A rata, surpresa, recuou uns passos examinando-a se contorcendo de dor. Queria aquela ruína de casa para si? Onde os vizinhos que sempre reclamavam do barulho?
[Todas as manhãs retirava uma carta, para prever o curso do dia. Semana passada foi o enforcado. O rapaz do prédio em frente içara voo pela janela. Hoje esquecera. Como entrara nesse dia sem destino?]
A rata rosnou rouca rompendo o transe. Por que esses travas línguas infantis? Que tinham os ratos a ver com criança? Impossivel perdoar a Disney.
A rata suja erguida no largo ventre. Quase podia sentir na cara o bafo da besta, os dentes expostos, as garras duras, ameaçadoras. A cauda chicoteava uma ansiedade de gestante. O mundo temia a esquitossomose, a infestação de seus piolhos, a peste negra.
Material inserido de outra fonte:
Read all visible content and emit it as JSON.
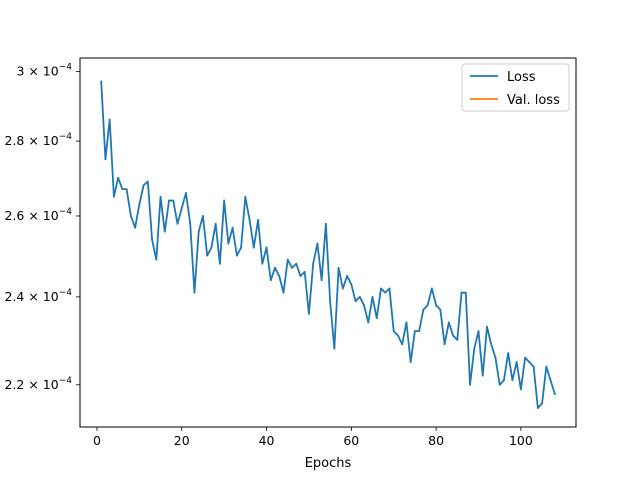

Com o quadril latejando, a velha via estrelas, constelações. O ar não fugia, antes, escapava das fossas do pulmão. A besta ganhara confiança para o bote. Sem muito atinar, estendeu o braço e apanhou a primeira coisa à mão e atirou. O bloco de cartas atingiu o focinho da fera e se espalhou. A rata espantada com aquela profusão de reis, valetes e espadas saiu como um torpedo pela porta entreaberta, as cartas esparramadas onde antes havia o persa. O interfone começou a tocar. Eis os vizinhos, ela pensou, e riu da ironia.
Logo viriam socorrê-la. Sua história ganharia corredores, outros blocos, desceria e subiria os elevadores. O administrador trataria da desratização imediata e a isentaria do condomínio, temeroso de processos. Sem esforço premonitório uma cadeia de eventos desfilou diante de seus olhos, evidentes como o parto da rata, a continuidade de sua descendência que sobreviveria a ela, à postiça neta autista, aos Adoradores de Tant, a novas epidemias.
Antes que a viessem resgatar, ela estendeu a mão e apanhou uma das cartas. Não era a roda da fortuna, mas o hierofante.